Closure of the single fluid magnetohydrodynamic equations in presence of electron cyclotron current drive

TL;DR

This paper introduces a new closure relation for electron cyclotron current drive (ECCD) in single fluid MHD equations, capturing its nonlocal nature and validating it through analytical and numerical simulations.

Contribution

It presents a novel closure relation for ECCD in MHD that accounts for nonlocal effects and is validated against analytical and simulation data.

Findings

The new closure accurately models the nonlocal ECCD current.

Validation against Fokker-Planck solutions confirms the model's reliability.

The model generalizes previous approaches by Giruzzi et al.

Abstract

In the presence of electron cyclotron current drive (ECCD), the Ohm's law of single fluid magnetohydrodynamics (MHD) is modified as ${\bf E} + {\bf v} \times {\bf B} = \eta( {\bf J} - {\bf J}_{\rm EC} )$. This paper presents a new closure relation for the EC driven current density appearing in this modified Ohm's law.
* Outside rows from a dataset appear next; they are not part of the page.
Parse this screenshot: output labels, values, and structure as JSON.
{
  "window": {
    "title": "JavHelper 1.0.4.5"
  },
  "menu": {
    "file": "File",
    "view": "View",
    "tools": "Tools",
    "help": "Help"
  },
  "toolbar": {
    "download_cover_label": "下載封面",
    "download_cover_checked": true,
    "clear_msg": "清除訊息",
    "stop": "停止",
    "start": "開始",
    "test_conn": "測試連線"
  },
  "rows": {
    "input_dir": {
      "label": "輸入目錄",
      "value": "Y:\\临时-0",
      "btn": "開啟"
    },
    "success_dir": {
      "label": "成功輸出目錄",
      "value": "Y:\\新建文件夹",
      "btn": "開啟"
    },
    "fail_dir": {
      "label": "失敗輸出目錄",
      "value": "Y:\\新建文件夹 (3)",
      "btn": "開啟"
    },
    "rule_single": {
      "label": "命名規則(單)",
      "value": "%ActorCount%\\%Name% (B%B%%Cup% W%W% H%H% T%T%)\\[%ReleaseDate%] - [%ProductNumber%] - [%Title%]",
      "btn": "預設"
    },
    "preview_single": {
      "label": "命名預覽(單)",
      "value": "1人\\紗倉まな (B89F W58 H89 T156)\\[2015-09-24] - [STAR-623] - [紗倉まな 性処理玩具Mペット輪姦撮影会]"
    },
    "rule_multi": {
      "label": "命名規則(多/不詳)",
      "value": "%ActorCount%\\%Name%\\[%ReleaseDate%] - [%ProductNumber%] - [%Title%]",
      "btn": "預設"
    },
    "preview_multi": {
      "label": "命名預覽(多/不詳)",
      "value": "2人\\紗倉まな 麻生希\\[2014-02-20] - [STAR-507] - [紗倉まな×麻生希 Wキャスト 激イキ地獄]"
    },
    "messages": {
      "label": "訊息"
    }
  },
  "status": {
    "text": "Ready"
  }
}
The new relation faithfully represents the nonlocal character of the EC driven current and its main origin in the Fisch-Boozer effect. The closure relation is validated on both an analytical solution of an approximated Fokker-Planck equation as well as on full bounce-averaged, quasi-linear Fokker-Planck code simulations of ECCD inside rotating magnetic islands. The new model contains the model put forward by Giruzzi et al., Nucl. Fusion 39 (1999) 107, in one of its limits.